Immune thrombocytopenic purpura (ITP) can be challenging to both diagnose and treat: despite the ability to detect anti-platelet antibodies, the diagnosis of ITP remains one of exclusion. Management of ITP is similarly difficult as many therapies pose potential risks that may be worse than the disease. It has been generally agreed that bleeding - not platelet count - should be the rationale for treatment. Despite the absence of prospective, controlled studies, there is consensus that bleeding risks are significantly greater in patients with platelet counts <20 x 10(9)-30 x 10(9)/L, and therefore treatment is indicated for these patients; for those with platelet counts that are higher, but still <50 x 10(9)/L, treatment is also indicated if accompanied by substantial mucous membrane bleeding. The standard initial treatment for ITP is oral corticosteroids to increase platelet counts. Intravenous immunoglobulin or anti-D immunoglobulin can also increase platelet counts and are particularly useful for stimulating rapid platelet increases before planned procedures. Splenectomy, which produces a long-lasting response in a majority of patients, is still commonly used for those who do not have long-term responses to steroid therapy and it should remain the gold standard therapy.
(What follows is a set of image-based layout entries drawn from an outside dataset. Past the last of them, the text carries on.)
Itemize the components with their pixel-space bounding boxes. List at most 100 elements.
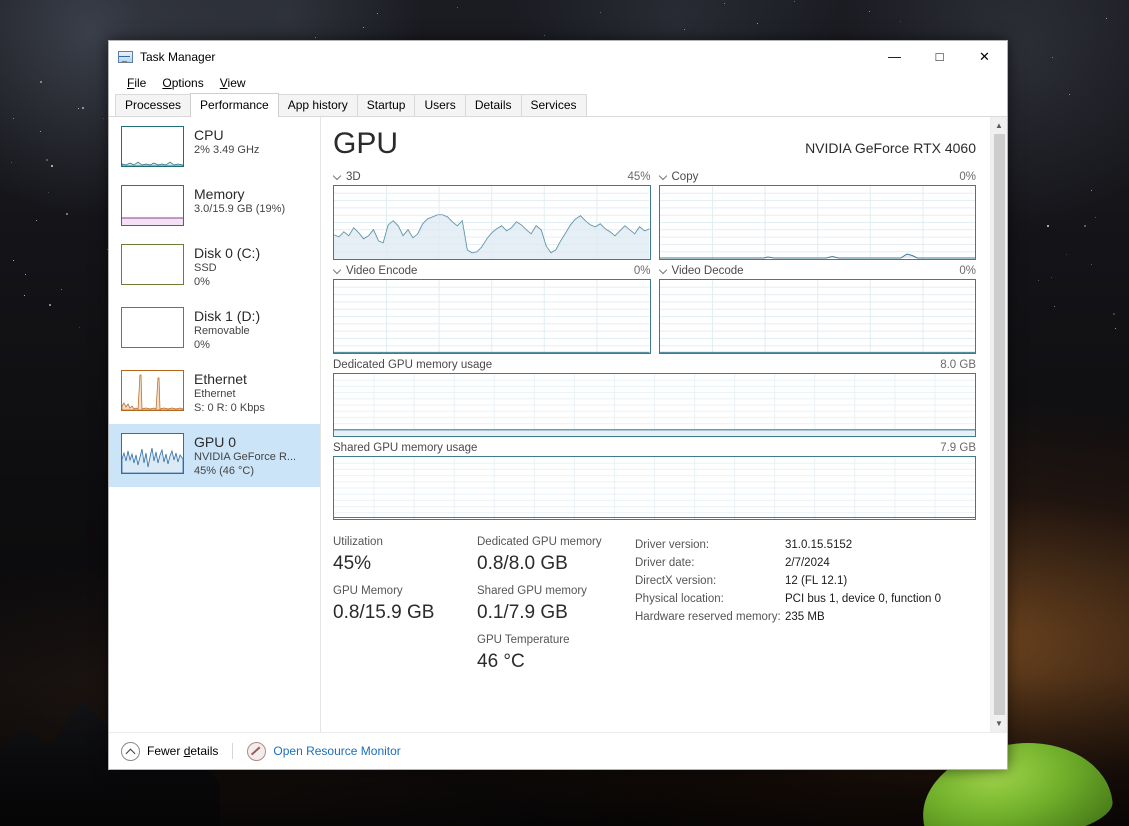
sidebar-item-memory[interactable]: Memory 3.0/15.9 GB (19%) [109,176,320,235]
menu-item-options-label: ptions [171,76,204,90]
scrollbar-thumb[interactable] [993,134,1005,715]
task-manager-icon [117,49,133,65]
memory-mini-graph [121,185,184,226]
chevron-down-icon[interactable] [333,172,342,181]
resource-sidebar[interactable]: CPU 2% 3.49 GHz Memory 3.0/15.9 GB (19%) [109,117,321,732]
star [543,35,545,37]
graph-cell-copy: Copy 0% [658,171,977,260]
graph-3d[interactable] [333,185,651,260]
star [50,165,53,168]
sidebar-item-gpu-0[interactable]: GPU 0 NVIDIA GeForce R... 45% (46 °C) [109,424,320,487]
tab-details[interactable]: Details [464,94,522,116]
close-button[interactable]: ✕ [962,41,1007,72]
directx-version-row: DirectX version: 12 (FL 12.1) [635,572,976,590]
scroll-up-icon[interactable]: ▲ [991,117,1007,134]
graph-value-3d: 45% [627,171,651,183]
sidebar-item-gpu-0-sub1: NVIDIA GeForce R... [194,451,297,463]
sidebar-item-gpu-0-sub2: 45% (46 °C) [194,465,255,477]
graph-cell-3d: 3D 45% [333,171,651,260]
star [1069,94,1071,96]
star [1066,253,1068,255]
open-resource-monitor-link[interactable]: Open Resource Monitor [247,741,401,761]
tab-processes[interactable]: Processes [115,94,192,116]
menu-item-file[interactable]: File [119,74,154,92]
sidebar-item-memory-title: Memory [194,186,245,202]
sidebar-item-ethernet-sub2: S: 0 R: 0 Kbps [194,402,265,414]
scroll-down-icon[interactable]: ▼ [991,715,1007,732]
stat-value-gpu-memory: 0.8/15.9 GB [333,602,435,623]
star [1115,327,1117,329]
fewer-details-button[interactable]: Fewer details [121,741,219,761]
stat-label-dedicated-gpu-memory: Dedicated GPU memory [477,536,602,548]
physical-location-row: Physical location: PCI bus 1, device 0, … [635,590,976,608]
star [1050,277,1052,279]
driver-date-value: 2/7/2024 [785,557,830,569]
menu-item-options[interactable]: Options [154,74,211,92]
graph-video-decode[interactable] [658,279,976,354]
graph-shared-gpu-memory[interactable] [333,456,976,520]
tab-startup[interactable]: Startup [356,94,416,116]
hardware-reserved-memory-value: 235 MB [785,611,825,623]
chevron-down-icon[interactable] [659,266,668,275]
star [684,29,686,31]
tab-app-history[interactable]: App history [277,94,358,116]
star [1112,313,1115,316]
ethernet-mini-graph [121,370,184,411]
graph-copy[interactable] [658,185,976,260]
sidebar-item-disk-1-title: Disk 1 (D:) [194,308,261,324]
driver-date-row: Driver date: 2/7/2024 [635,554,976,572]
graph-value-video-decode: 0% [959,265,976,277]
physical-location-key: Physical location: [635,593,724,605]
graph-value-copy: 0% [959,171,976,183]
sidebar-item-disk-1-sub2: 0% [194,339,210,351]
sidebar-item-disk-0[interactable]: Disk 0 (C:) SSD 0% [109,235,320,298]
minimize-button[interactable]: — [872,41,917,72]
star [1047,224,1050,227]
graph-label-copy: Copy 0% [659,171,977,185]
resource-monitor-icon [247,741,267,761]
star [103,117,105,119]
star [1051,56,1053,58]
graph-video-encode[interactable] [333,279,651,354]
vertical-scrollbar[interactable]: ▲ ▼ [990,117,1007,732]
menu-item-file-label: ile [134,76,147,90]
star [1083,225,1086,228]
dedicated-memory-label-row: Dedicated GPU memory usage 8.0 GB [333,359,976,373]
gpu-0-mini-graph [121,433,184,474]
stat-label-utilization: Utilization [333,536,383,548]
tab-services[interactable]: Services [520,94,587,116]
fewer-details-label: Fewer details [147,744,219,758]
graph-cell-video-decode: Video Decode 0% [658,265,976,354]
menu-bar: File Options View [109,72,1007,94]
graph-title-video-decode: Video Decode [671,265,744,277]
sidebar-item-cpu-title: CPU [194,127,224,143]
disk-1-mini-graph [121,307,184,348]
shared-memory-section: Shared GPU memory usage 7.9 GB [333,442,976,520]
star [35,219,37,221]
page-title: GPU [333,127,399,160]
star [23,294,25,296]
tab-performance[interactable]: Performance [190,93,279,117]
stat-value-gpu-temperature: 46 °C [477,651,525,672]
shared-memory-label: Shared GPU memory usage [333,442,478,454]
star [600,11,602,13]
chevron-down-icon[interactable] [659,172,668,181]
star [49,303,52,306]
stats-column-1: Utilization 45% GPU Memory 0.8/15.9 GB [333,534,477,681]
menu-item-view-label: iew [227,76,246,90]
chevron-down-icon[interactable] [333,266,342,275]
sidebar-item-disk-1[interactable]: Disk 1 (D:) Removable 0% [109,298,320,361]
star [40,81,42,84]
sidebar-item-cpu[interactable]: CPU 2% 3.49 GHz [109,117,320,176]
star [377,13,379,15]
sidebar-item-ethernet[interactable]: Ethernet Ethernet S: 0 R: 0 Kbps [109,361,320,424]
dedicated-memory-section: Dedicated GPU memory usage 8.0 GB [333,359,976,437]
menu-item-view[interactable]: View [212,74,254,92]
sidebar-item-ethernet-sub1: Ethernet [194,388,236,400]
star [363,27,365,29]
star [45,158,48,161]
tab-users[interactable]: Users [414,94,466,116]
window-title: Task Manager [140,49,216,64]
graph-dedicated-gpu-memory[interactable] [333,373,976,437]
maximize-button[interactable]: □ [917,41,962,72]
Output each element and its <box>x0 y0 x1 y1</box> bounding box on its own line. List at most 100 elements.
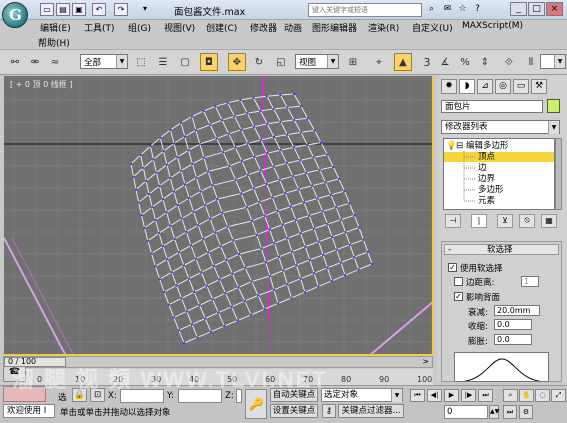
snaps-toggle-icon[interactable]: 3 <box>418 53 436 71</box>
menu-modifiers[interactable]: 修改器 <box>250 21 277 34</box>
mesh-vertex[interactable] <box>321 210 324 213</box>
mesh-vertex[interactable] <box>202 156 205 159</box>
mesh-vertex[interactable] <box>322 253 325 256</box>
mesh-vertex[interactable] <box>207 170 210 173</box>
menu-animation[interactable]: 动画 <box>284 21 302 34</box>
mesh-vertex[interactable] <box>308 258 311 261</box>
mesh-vertex[interactable] <box>344 274 347 277</box>
mesh-vertex[interactable] <box>180 121 183 124</box>
mesh-vertex[interactable] <box>366 250 369 253</box>
mesh-vertex[interactable] <box>226 101 229 104</box>
mesh-vertex[interactable] <box>317 240 320 243</box>
mesh-vertex[interactable] <box>339 261 342 264</box>
mesh-vertex[interactable] <box>195 257 197 260</box>
mesh-vertex[interactable] <box>303 201 305 204</box>
stack-item-edge[interactable]: 边 <box>444 163 554 173</box>
motion-tab-icon[interactable]: ◎ <box>495 79 511 94</box>
mesh-vertex[interactable] <box>331 235 334 238</box>
mesh-vertex[interactable] <box>231 272 234 275</box>
unlink-icon[interactable]: ⚮ <box>26 53 44 71</box>
mesh-vertex[interactable] <box>335 248 338 251</box>
mesh-vertex[interactable] <box>214 231 217 234</box>
affect-backfacing-checkbox[interactable]: ✓ <box>454 292 463 301</box>
mesh-vertex[interactable] <box>279 120 282 123</box>
mesh-vertex[interactable] <box>278 178 281 181</box>
mesh-vertex[interactable] <box>143 226 146 229</box>
mesh-vertex[interactable] <box>313 227 315 230</box>
mesh-vertex[interactable] <box>222 151 225 154</box>
mesh-vertex[interactable] <box>152 158 155 161</box>
mesh-vertex[interactable] <box>191 115 194 118</box>
object-name-field[interactable]: 面包片 <box>441 100 543 113</box>
bread-slice-mesh[interactable] <box>130 93 373 344</box>
use-soft-selection-checkbox[interactable]: ✓ <box>448 263 457 272</box>
mesh-vertex[interactable] <box>272 165 275 168</box>
mesh-vertex[interactable] <box>252 187 255 190</box>
mesh-vertex[interactable] <box>183 135 186 138</box>
keyboard-shortcut-override-icon[interactable]: ▲ <box>394 53 412 71</box>
mesh-vertex[interactable] <box>154 265 157 268</box>
mesh-vertex[interactable] <box>282 269 285 272</box>
mesh-vertex[interactable] <box>190 244 192 247</box>
create-tab-icon[interactable]: ✸ <box>441 79 457 94</box>
mesh-vertex[interactable] <box>279 149 282 152</box>
app-logo-icon[interactable]: G <box>2 2 28 28</box>
display-tab-icon[interactable]: ▭ <box>513 79 529 94</box>
mesh-vertex[interactable] <box>184 183 186 186</box>
mesh-vertex[interactable] <box>175 284 178 287</box>
close-button[interactable]: × <box>546 2 563 16</box>
mesh-vertex[interactable] <box>305 171 308 174</box>
mesh-vertex[interactable] <box>276 210 279 212</box>
mesh-vertex[interactable] <box>299 105 302 108</box>
mesh-vertex[interactable] <box>205 284 208 287</box>
menu-graph-editors[interactable]: 图形编辑器 <box>312 21 357 34</box>
bind-space-warp-icon[interactable]: ≈ <box>46 53 64 71</box>
remove-modifier-icon[interactable]: ⍉ <box>519 214 535 228</box>
mesh-vertex[interactable] <box>258 201 261 204</box>
next-frame-button-icon[interactable]: |▶ <box>461 389 476 402</box>
mesh-vertex[interactable] <box>247 142 249 145</box>
previous-frame-icon[interactable]: ◀| <box>427 389 442 402</box>
mesh-vertex[interactable] <box>191 162 194 165</box>
mesh-vertex[interactable] <box>252 96 255 99</box>
mesh-vertex[interactable] <box>176 204 179 206</box>
mesh-vertex[interactable] <box>273 136 275 138</box>
mesh-vertex[interactable] <box>187 277 190 280</box>
mesh-vertex[interactable] <box>162 198 164 201</box>
menu-maxscript[interactable]: MAXScript(M) <box>462 21 523 31</box>
mesh-vertex[interactable] <box>221 211 224 214</box>
select-and-rotate-icon[interactable]: ↻ <box>250 53 268 71</box>
select-and-scale-icon[interactable]: ◱ <box>272 53 290 71</box>
mesh-vertex[interactable] <box>162 150 165 153</box>
mesh-vertex[interactable] <box>180 217 183 220</box>
mesh-vertex[interactable] <box>177 329 180 332</box>
mesh-vertex[interactable] <box>145 180 148 182</box>
mesh-vertex[interactable] <box>227 132 230 135</box>
mesh-vertex[interactable] <box>332 165 335 168</box>
mesh-vertex[interactable] <box>329 193 332 196</box>
mesh-vertex[interactable] <box>167 303 170 306</box>
mesh-vertex[interactable] <box>154 219 157 222</box>
mesh-vertex[interactable] <box>148 193 151 196</box>
mesh-vertex[interactable] <box>339 218 342 221</box>
mesh-vertex[interactable] <box>320 141 322 144</box>
mesh-vertex[interactable] <box>187 149 190 152</box>
undo-icon[interactable]: ↶ <box>92 3 106 16</box>
mesh-vertex[interactable] <box>172 316 175 319</box>
mesh-vertex[interactable] <box>292 146 295 149</box>
menu-rendering[interactable]: 渲染(R) <box>368 21 399 34</box>
mesh-vertex[interactable] <box>279 94 282 96</box>
mesh-vertex[interactable] <box>202 110 205 112</box>
mesh-vertex[interactable] <box>299 131 302 134</box>
mesh-vertex[interactable] <box>303 291 306 294</box>
mesh-vertex[interactable] <box>357 268 360 271</box>
select-and-manipulate-icon[interactable]: ⌖ <box>370 53 388 71</box>
select-and-move-icon[interactable]: ✥ <box>228 53 246 71</box>
mesh-vertex[interactable] <box>139 154 142 156</box>
reference-coordinate-dropdown[interactable]: 视图 ▼ <box>295 54 339 69</box>
menu-customize[interactable]: 自定义(U) <box>412 21 453 34</box>
key-selection-dropdown[interactable]: 选定对象 ▼ <box>321 388 403 402</box>
mesh-vertex[interactable] <box>165 211 168 214</box>
mesh-vertex[interactable] <box>353 214 356 217</box>
mesh-vertex[interactable] <box>230 305 233 308</box>
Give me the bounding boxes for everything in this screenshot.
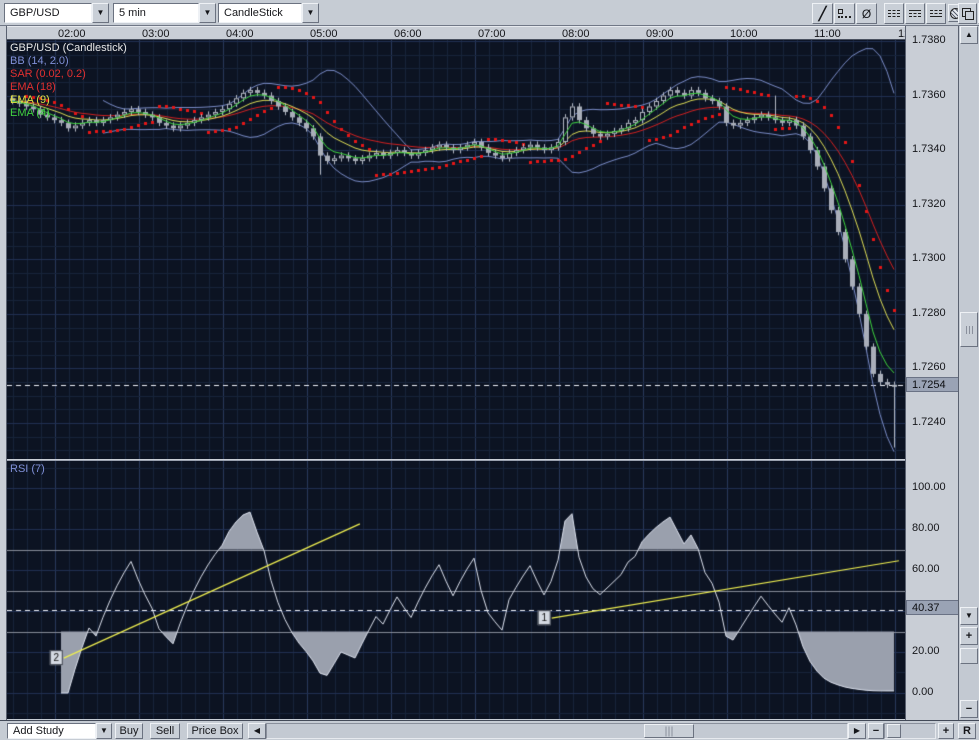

However, splenectomy is an invasive procedure with some patients relapsing even after several years. Very rare cases of life-threatening or lethal infections may also occur at any time after splenectomy and thus physicians and patients are increasingly reluctant to advise or agree to this treatment approach. Other treatments have been evaluated to prevent or delay splenectomy, including high-dose dexamethasone, intermittent anti-D immunoglobulin infusions, and rituximab. There have been few randomized, placebo-controlled studies of these approaches, and they cannot currently be recommended as their efficacy and safety remain unclear. Thrombopoietin receptor agonists are currently under clinical investigation for the treatment of ITP and may represent an alternative treatment option in the future. The criteria for treating ITP and the benefits and risks of therapies are discussed here. Ongoing and future studies will help define the best strategies for increasing platelet counts and reducing the risk of bleeding in ITP patients.

摘要

免疫性血小板减少性紫癜(ITP)的诊断和治疗都颇具挑战性:尽管能够检测到抗血小板抗体,但ITP的诊断仍是排除性诊断之一。ITP的管理同样困难,因为许多治疗方法都存在潜在风险,这些风险可能比疾病本身更严重。人们普遍认为,治疗的依据应该是出血情况,而非血小板计数。尽管缺乏前瞻性对照研究,但目前已达成共识,即血小板计数<20×10⁹-30×10⁹/L的患者出血风险显著更高,因此这些患者需要接受治疗;对于血小板计数较高但仍<50×10⁹/L的患者,如果伴有大量黏膜出血,也需要进行治疗。ITP的标准初始治疗方法是口服糖皮质激素以增加血小板计数。静脉注射免疫球蛋白或抗-D免疫球蛋白也可增加血小板计数,对于在计划手术前迅速提高血小板计数尤为有用。脾切除术在大多数患者中能产生持久疗效,对于那些对类固醇治疗无长期反应的患者仍普遍使用,它应仍是金标准治疗方法。然而,脾切除术是一种侵入性手术,一些患者甚至在数年后仍会复发。脾切除术后任何时候都可能发生非常罕见的危及生命或致命感染,因此医生和患者越来越不愿意建议或同意采用这种治疗方法。已对其他治疗方法进行评估,以预防或延迟脾切除术,包括大剂量地塞米松、间歇性抗-D免疫球蛋白输注和利妥昔单抗。对这些方法进行的随机、安慰剂对照研究很少,目前尚不能推荐使用,因为它们的疗效和安全性仍不明确。血小板生成素受体激动剂目前正在进行治疗ITP的临床研究,未来可能代表一种替代治疗选择。本文讨论了ITP的治疗标准以及治疗方法的益处和风险。正在进行的和未来的研究将有助于确定增加ITP患者血小板计数和降低出血风险的最佳策略。